Gap Up Example: Day 1 Close: ₹100 Overnight: Positive earnings announced Day 2 Open: ₹115 (gap up) Chart Shows: Day 1: Candle top at ₹100 Day 2: Candle bottom at ₹115 Gap: ₹100-115 range with no trades Gap = Strong bullish sentiment

Indian market context (NSE)

Reference levels: Nifty 50 at 24,300, Reliance Industries at ₹1,300, Bank Nifty futures at 55,000 (lot size 30). Examples below show how Gap shows up on Indian index, equity, and futures books — update to live quotes in your journal.

Nifty 50 perspective

Gap on Nifty (24,300): on the 15-minute chart, combine with session VWAP and 9:15–10:00 liquidity — index gap signals misfire on expiry Tuesdays without volume confirmation.

Reliance Industries perspective

Gap on Reliance at ₹1,300: daily vs hourly settings diverge around results and ex-dividend dates; note corporate events in journal when gap readings spike.

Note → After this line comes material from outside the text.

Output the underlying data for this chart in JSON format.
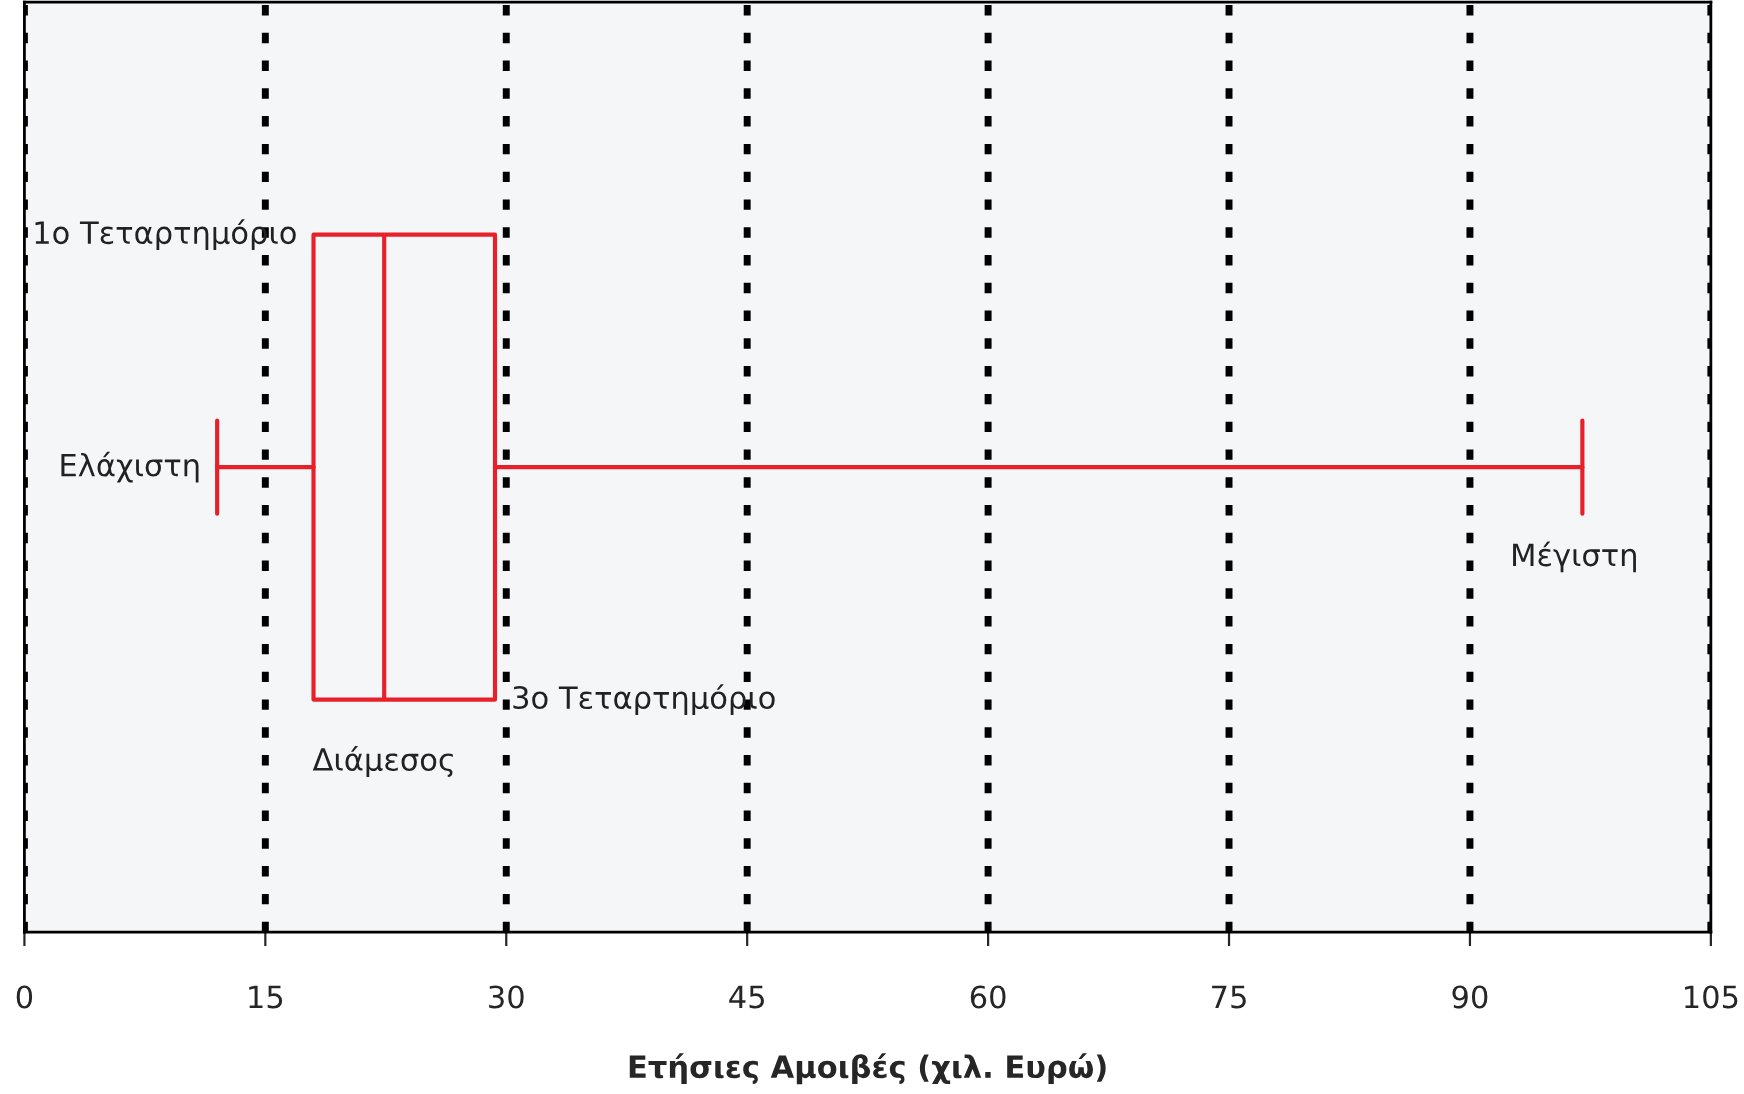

Bank Nifty futures perspective

Gap on Bank Nifty futures (55,000): first-hour signals differ from post-14:30 behaviour; avoid standalone entries when banking names lead the move.

How to validate

  • Validate Gap readings by session tag — open hour stats differ from midday.
  • Check behaviour on gap-up/gap-down days separately on Nifty tags.
  • Correlate with India VIX buckets (calm vs elevated) before changing rules.
  • Confirm liquidity notes were filled on fast-market days.

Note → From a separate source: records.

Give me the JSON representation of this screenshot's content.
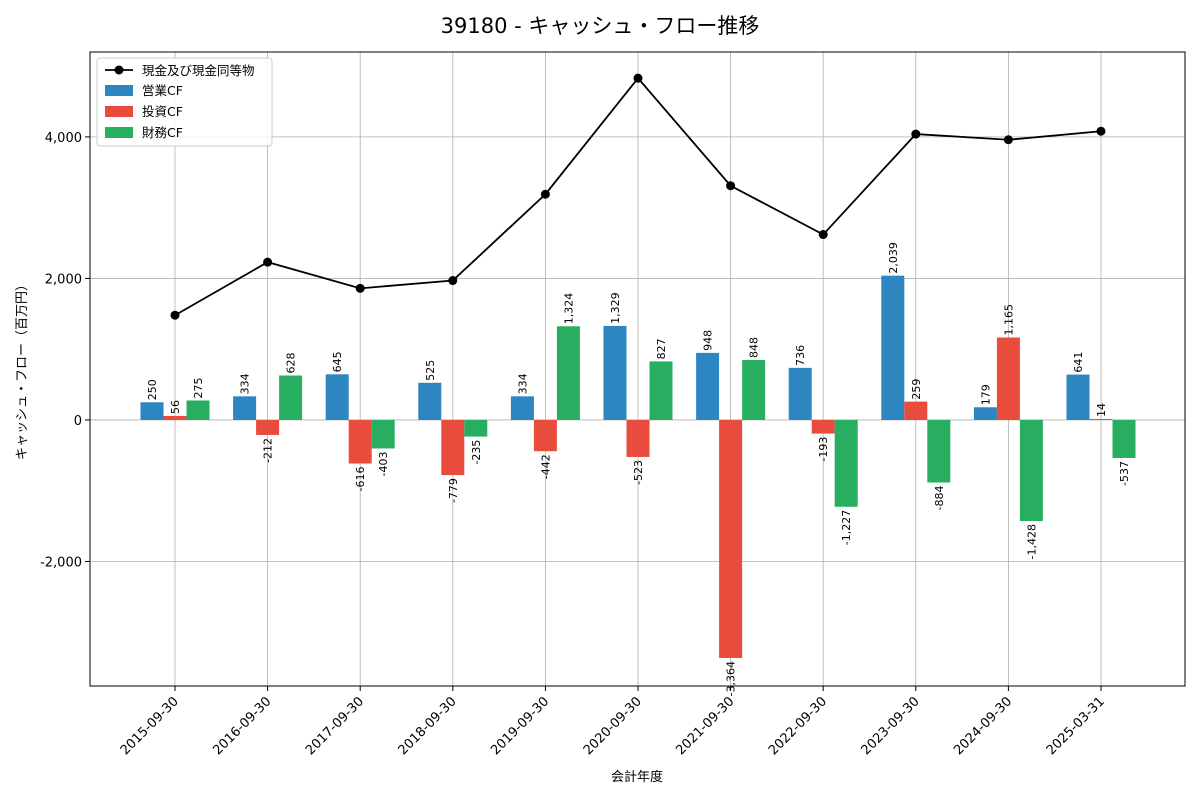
{
  "chart_data": {
    "type": "bar",
    "title": "39180 - キャッシュ・フロー推移",
    "xlabel": "会計年度",
    "ylabel": "キャッシュ・フロー（百万円）",
    "ylim": [
      -3760,
      5200
    ],
    "yticks": [
      -2000,
      0,
      2000,
      4000
    ],
    "ytick_labels": [
      "-2,000",
      "0",
      "2,000",
      "4,000"
    ],
    "grid": true,
    "legend_position": "top-left",
    "categories": [
      "2015-09-30",
      "2016-09-30",
      "2017-09-30",
      "2018-09-30",
      "2019-09-30",
      "2020-09-30",
      "2021-09-30",
      "2022-09-30",
      "2023-09-30",
      "2024-09-30",
      "2025-03-31"
    ],
    "line": {
      "name": "現金及び現金同等物",
      "color": "#000000",
      "values": [
        1480,
        2230,
        1860,
        1970,
        3190,
        4830,
        3310,
        2620,
        4040,
        3960,
        4080
      ]
    },
    "series": [
      {
        "name": "営業CF",
        "color": "#2e86c1",
        "values": [
          250,
          334,
          645,
          525,
          334,
          1329,
          948,
          736,
          2039,
          179,
          641
        ],
        "labels": [
          "250",
          "334",
          "645",
          "525",
          "334",
          "1,329",
          "948",
          "736",
          "2,039",
          "179",
          "641"
        ]
      },
      {
        "name": "投資CF",
        "color": "#e74c3c",
        "values": [
          56,
          -212,
          -616,
          -779,
          -442,
          -523,
          -3364,
          -193,
          259,
          1165,
          14
        ],
        "labels": [
          "56",
          "-212",
          "-616",
          "-779",
          "-442",
          "-523",
          "-3,364",
          "-193",
          "259",
          "1,165",
          "14"
        ]
      },
      {
        "name": "財務CF",
        "color": "#27ae60",
        "values": [
          275,
          628,
          -403,
          -235,
          1324,
          827,
          848,
          -1227,
          -884,
          -1428,
          -537
        ],
        "labels": [
          "275",
          "628",
          "-403",
          "-235",
          "1,324",
          "827",
          "848",
          "-1,227",
          "-884",
          "-1,428",
          "-537"
        ]
      }
    ]
  }
}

How to track in TradeLyser

  • Tag session phase and liquidity state on each trade influenced by Gap.
  • Daily journal: one line on market structure context (gap, range, trend).
  • Filter analytics by session tag during monthly review.
  • Note India VIX at session open when structure rules depend on volatility.

Best practices

  • Pre-define how Gap maps to session tags each quarter.
  • Reduce size on expiry and event sessions when structure breaks.
  • Journal gap days explicitly — averages hide gap risk.
  • Align structure tags with India cash session hours (9:15–15:30).

Common pitfalls

  • Applying midday rules to the opening 15 minutes without adjustment.
  • Trading illiquid names with the same Gap assumptions as Nifty.
  • Forgetting overnight gap risk on “intraday” tags.
  • Over-tagging — so many structure labels that review becomes noise.

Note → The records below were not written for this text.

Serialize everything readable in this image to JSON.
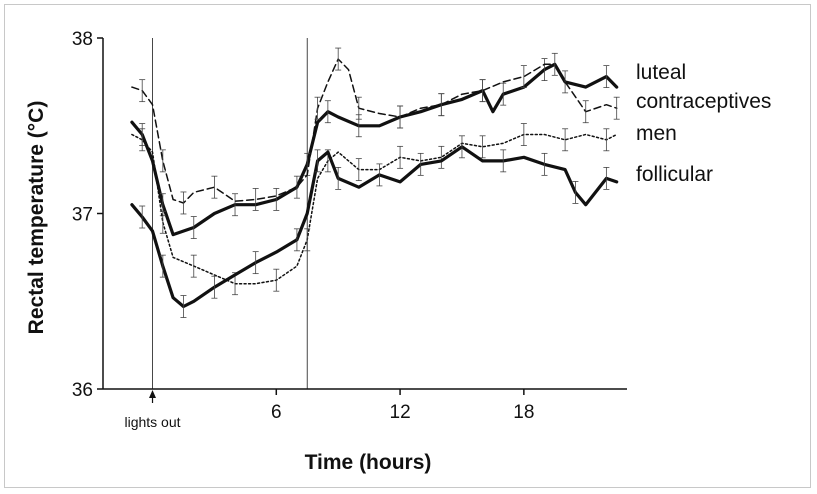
{
  "chart_data": {
    "type": "line",
    "xlabel": "Time (hours)",
    "ylabel": "Rectal temperature (°C)",
    "xlim": [
      -2.4,
      23
    ],
    "ylim": [
      36,
      38
    ],
    "xticks": [
      6,
      12,
      18
    ],
    "yticks": [
      36,
      37,
      38
    ],
    "grid": false,
    "annotations": [
      {
        "text": "lights out",
        "x": 0
      }
    ],
    "reference_lines_x": [
      0,
      7.5
    ],
    "series": [
      {
        "name": "luteal",
        "style": "solid-thick",
        "x": [
          -1,
          -0.5,
          0,
          0.5,
          1,
          2,
          3,
          4,
          5,
          6,
          7,
          7.5,
          8,
          8.5,
          9,
          10,
          11,
          12,
          13,
          14,
          15,
          16,
          16.5,
          17,
          18,
          19,
          19.5,
          20,
          21,
          22,
          22.5
        ],
        "y": [
          37.52,
          37.45,
          37.3,
          37.05,
          36.88,
          36.92,
          37.0,
          37.05,
          37.05,
          37.08,
          37.15,
          37.28,
          37.52,
          37.58,
          37.55,
          37.5,
          37.5,
          37.55,
          37.58,
          37.62,
          37.65,
          37.7,
          37.58,
          37.68,
          37.72,
          37.82,
          37.85,
          37.75,
          37.72,
          37.78,
          37.72
        ]
      },
      {
        "name": "contraceptives",
        "style": "dashed",
        "x": [
          -1,
          -0.5,
          0,
          0.5,
          1,
          1.5,
          2,
          3,
          4,
          5,
          6,
          7,
          7.5,
          8,
          8.5,
          9,
          9.5,
          10,
          11,
          12,
          13,
          14,
          15,
          16,
          17,
          18,
          19,
          19.5,
          20,
          21,
          22,
          22.5
        ],
        "y": [
          37.72,
          37.7,
          37.62,
          37.3,
          37.08,
          37.06,
          37.12,
          37.15,
          37.07,
          37.08,
          37.1,
          37.15,
          37.22,
          37.6,
          37.75,
          37.88,
          37.82,
          37.6,
          37.57,
          37.55,
          37.6,
          37.62,
          37.68,
          37.7,
          37.75,
          37.78,
          37.85,
          37.85,
          37.75,
          37.58,
          37.62,
          37.6
        ]
      },
      {
        "name": "men",
        "style": "dotted",
        "x": [
          -1,
          -0.5,
          0,
          0.5,
          1,
          2,
          3,
          4,
          5,
          6,
          7,
          7.5,
          8,
          8.5,
          9,
          10,
          11,
          12,
          13,
          14,
          15,
          16,
          17,
          18,
          19,
          20,
          21,
          22,
          22.5
        ],
        "y": [
          37.45,
          37.42,
          37.35,
          36.95,
          36.75,
          36.7,
          36.65,
          36.6,
          36.6,
          36.62,
          36.7,
          36.85,
          37.2,
          37.3,
          37.35,
          37.25,
          37.25,
          37.32,
          37.3,
          37.32,
          37.4,
          37.38,
          37.4,
          37.45,
          37.45,
          37.42,
          37.45,
          37.42,
          37.45
        ]
      },
      {
        "name": "follicular",
        "style": "solid-thick",
        "x": [
          -1,
          -0.5,
          0,
          0.5,
          1,
          1.5,
          2,
          3,
          4,
          5,
          6,
          7,
          7.5,
          8,
          8.5,
          9,
          10,
          11,
          12,
          13,
          14,
          15,
          16,
          17,
          18,
          19,
          20,
          20.5,
          21,
          22,
          22.5
        ],
        "y": [
          37.05,
          36.98,
          36.9,
          36.7,
          36.52,
          36.47,
          36.5,
          36.58,
          36.65,
          36.72,
          36.78,
          36.85,
          37.0,
          37.3,
          37.35,
          37.2,
          37.15,
          37.22,
          37.18,
          37.28,
          37.3,
          37.38,
          37.3,
          37.3,
          37.32,
          37.28,
          37.25,
          37.12,
          37.05,
          37.2,
          37.18
        ]
      }
    ]
  }
}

How to use this in TradeLyser

Daily note: gap % and global cue. Monthly review per gap strategy tag.

Related terms

FAQ

What is a gap in trading?

A gap occurs when price opens significantly higher (gap up) or lower (gap down) than the previous close, creating empty space on the chart. Gaps result from overnight news, earnings, or pre-market activity.

Do gaps always fill?

Not always, but many do. Approximately 70-80% of gaps fill eventually, but 'eventually' can be days, weeks, or months. Continuation gaps (breakaway) often don't fill; exhaustion gaps fill quickly.

What causes gaps?

Earnings announcements, news events, analyst upgrades/downgrades, global market moves, and pre-market trading cause gaps. Supply-demand imbalance at open creates the gap.

How do you trade gaps?

Gap and go: Trade in gap direction if momentum continues. Gap fill: Fade the gap expecting price to fill it. Gap hold: Enter if gap holds and becomes support/resistance.

What are the different types of gaps?

Breakaway gaps (new trend start), runaway/continuation gaps (mid-trend), exhaustion gaps (trend end), and common gaps (insignificant, in ranges). Type determines trading approach.